Another strategy is to break down your solution into smaller apps suitable for the specific pain points, selling each for less but selling to one person at a time. That means faster sales cycles and more entry points to upsell the whole solution.

So inertia just might be the most formidable competitor you’ll ever meet. For market pioneers, traditional competition should be welcomed. It validates the market. It tells buyers that there really is something going on here. And it gives you something to position yourself against.

Thankfully, inertia works both ways. A body at rest may tend to stay at rest but a body in motion tends to stay in motion. Get the market moving and you could be riding a big snowball down an even bigger hill (at which point a host of new competitors will come running out to play).

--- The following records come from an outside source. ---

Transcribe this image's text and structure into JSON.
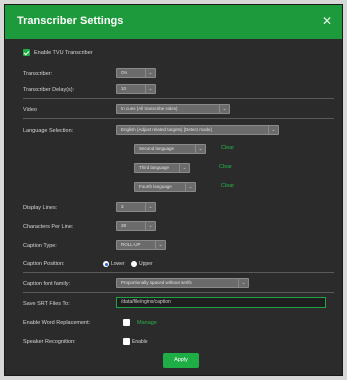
{
  "dialog": {
    "title": "Transcriber Settings",
    "close_icon": "close-icon"
  },
  "enable_tvu": {
    "label": "Enable TVU Transcriber",
    "checked": true
  },
  "transcriber": {
    "label": "Transcriber:",
    "value": "On"
  },
  "transcriber_delay": {
    "label": "Transcriber Delay(s):",
    "value": "10"
  },
  "video": {
    "label": "Video",
    "value": "In cues (All transcribe sides)"
  },
  "language": {
    "label": "Language Selection:",
    "primary": "English (Adjust related targets) [Detect mode]",
    "second": {
      "value": "Second language",
      "action": "Clear"
    },
    "third": {
      "value": "Third language",
      "action": "Clear"
    },
    "fourth": {
      "value": "Fourth language",
      "action": "Clear"
    }
  },
  "display_lines": {
    "label": "Display Lines:",
    "value": "3"
  },
  "chars_per_line": {
    "label": "Characters Per Line:",
    "value": "28"
  },
  "caption_type": {
    "label": "Caption Type:",
    "value": "ROLL-UP"
  },
  "caption_position": {
    "label": "Caption Position:",
    "options": [
      "Lower",
      "Upper"
    ],
    "selected": "Lower"
  },
  "caption_font": {
    "label": "Caption font family:",
    "value": "Proportionally spaced without serifs"
  },
  "save_srt": {
    "label": "Save SRT Files To:",
    "value": "/data/file/nginx/caption"
  },
  "word_replacement": {
    "label": "Enable Word Replacement:",
    "checked": false,
    "action": "Manage"
  },
  "speaker_recognition": {
    "label": "Speaker Recognition:",
    "checked": false,
    "text": "Enable"
  },
  "apply_label": "Apply",
  "colors": {
    "accent": "#1fae45",
    "title_bar": "#1d9b3c",
    "dialog_bg": "#2b2b2b"
  }
}
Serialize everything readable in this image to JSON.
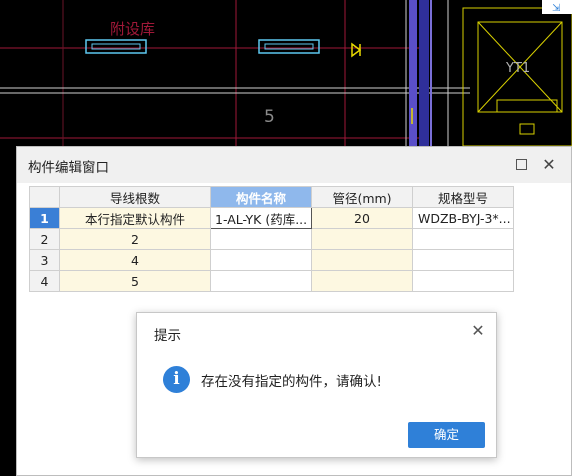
{
  "cad": {
    "room_label": "附设库",
    "dim_label": "5",
    "room_label_right": "YT1"
  },
  "window": {
    "title": "构件编辑窗口",
    "columns": [
      "导线根数",
      "构件名称",
      "管径(mm)",
      "规格型号"
    ],
    "rows": [
      {
        "num": "1",
        "cells": [
          "本行指定默认构件",
          "1-AL-YK (药库...",
          "20",
          "WDZB-BYJ-3*..."
        ]
      },
      {
        "num": "2",
        "cells": [
          "2",
          "",
          "",
          ""
        ]
      },
      {
        "num": "3",
        "cells": [
          "4",
          "",
          "",
          ""
        ]
      },
      {
        "num": "4",
        "cells": [
          "5",
          "",
          "",
          ""
        ]
      }
    ]
  },
  "dialog": {
    "title": "提示",
    "message": "存在没有指定的构件，请确认!",
    "ok_label": "确定",
    "icon": "info-icon"
  }
}
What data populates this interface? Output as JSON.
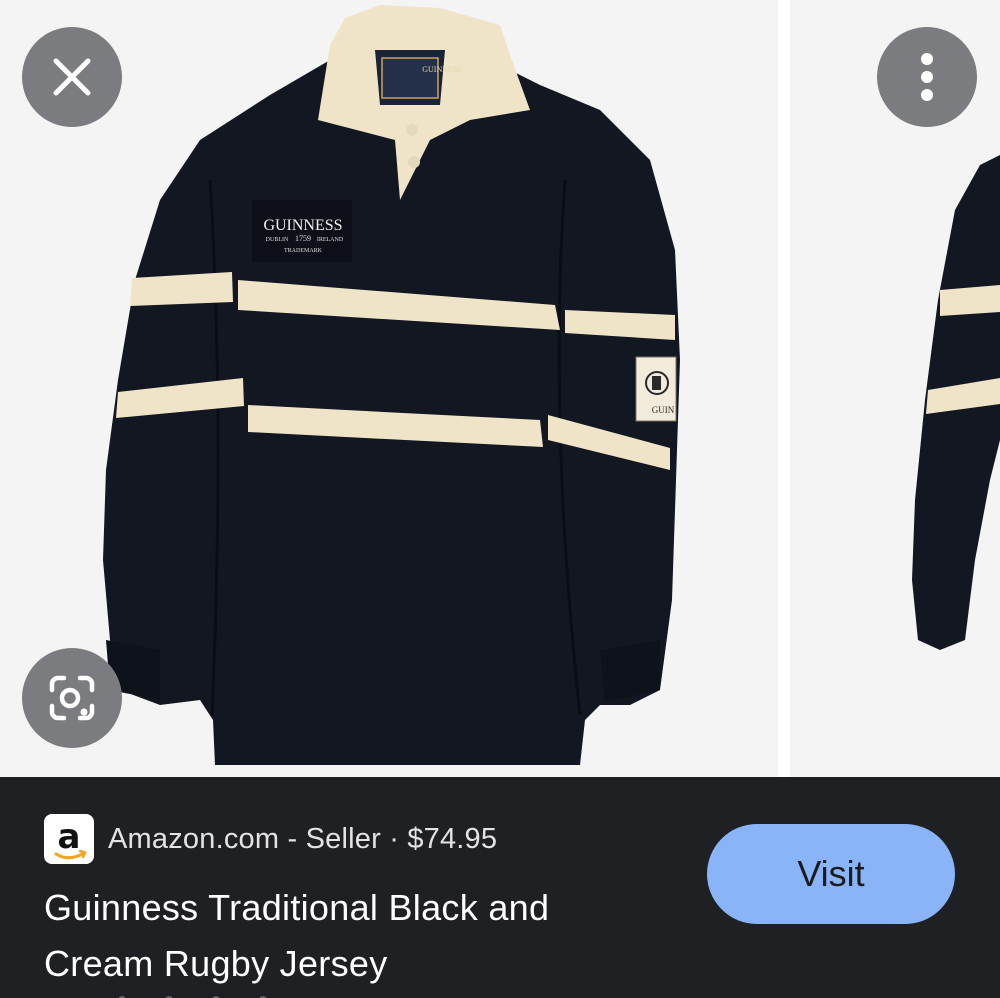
{
  "viewer": {
    "main_image": {
      "brand": "GUINNESS",
      "year": "1759",
      "left_text": "DUBLIN",
      "right_text": "IRELAND",
      "trademark": "TRADEMARK",
      "collar_label": "GUINNESS",
      "sleeve_patch": "GUIN"
    },
    "buttons": {
      "close_icon": "close-icon",
      "more_icon": "more-vert-icon",
      "lens_icon": "lens-icon"
    }
  },
  "result": {
    "source_logo": "a",
    "source_line": "Amazon.com - Seller · $74.95",
    "title_line1": "Guinness Traditional Black and",
    "title_line2": "Cream Rugby Jersey",
    "visit_label": "Visit"
  },
  "colors": {
    "panel_bg": "#1f2023",
    "visit_bg": "#8ab4f8",
    "jersey": "#121722",
    "stripe": "#f0e4c8"
  }
}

Champions and the Siren Effect: how early wins can mislead
Tuesday, February 19th, 2008

Early stage tech companies would do anything for those first few big wins — especially from blue-chip companies. But we’ve seen more than a few companies who were steered off course by these early wins. The early ‘champions’ were dream customers. They bought into the vision. They loved the product. They ‘got it’. How can that be bad?

The only problem is that these champions turned out to be extremely rare people. Like any early adopter (thanks Geoffrey Moore), they’re generally innovators and visionaries; they’re confident; they trust their own gut feel and are willing to work with young companies and unproven products. If these early champions didn’t exist, neither would the tech industry. But they can fatally mislead early stage tech companies.

Moore’s Crossing the Chasm is all about making the transition from these early adopter clients to a more mainstream audience who need different things and are moved by different messages. But we’ve worked with a handful of cases where the first one or two wins were the only wins in sight. In each case, the company, convinced by early success that they’ve got everything right, found it extremely hard to re-focus on the more common buyers: risk-averse people who need a lot more hand-holding and an easier-to-buy product

Also in each case, the vision itself was the problem. Not that it was wrong (usually it was simply ahead of its time) but that most buyers don’t want exciting new visions. They want specific problems solved. The early champions validated the entire vision, so that’s what the company continued to sell. They then waited forever for the next big win, getting bogged down in two-year sales cycles with prospects who look just like the early wins, but are fundamentally different.

Often, the answer is to downplay the vision a bit and break the product up into bite-sized applications. It’s painful, but it can spell the difference between getting customers to fund growth instead of needing lots of early stage investment capital (and the dilution it brings).

Early on, getting twenty $10k wins may actually be better than bagging that $200k elephant. They don’t trample your product development roadmap to suit their specific needs; the sales cycles are shorter; and the sales model is more replicable and scalable — it’s a foundation you can build a business on. One client, Sarah Haskell at Portrait Software liked to call these ‘pointy apps’ to differentiate them from the big, platform sell.

The right balance is to have a vision that underpins the smaller applications and puts them in context. And a set of apps that validate the vision.

No one would say you should turn down the big early wins. Just beware of being lured into the rocks by expecting more buyers to be just like the early ones.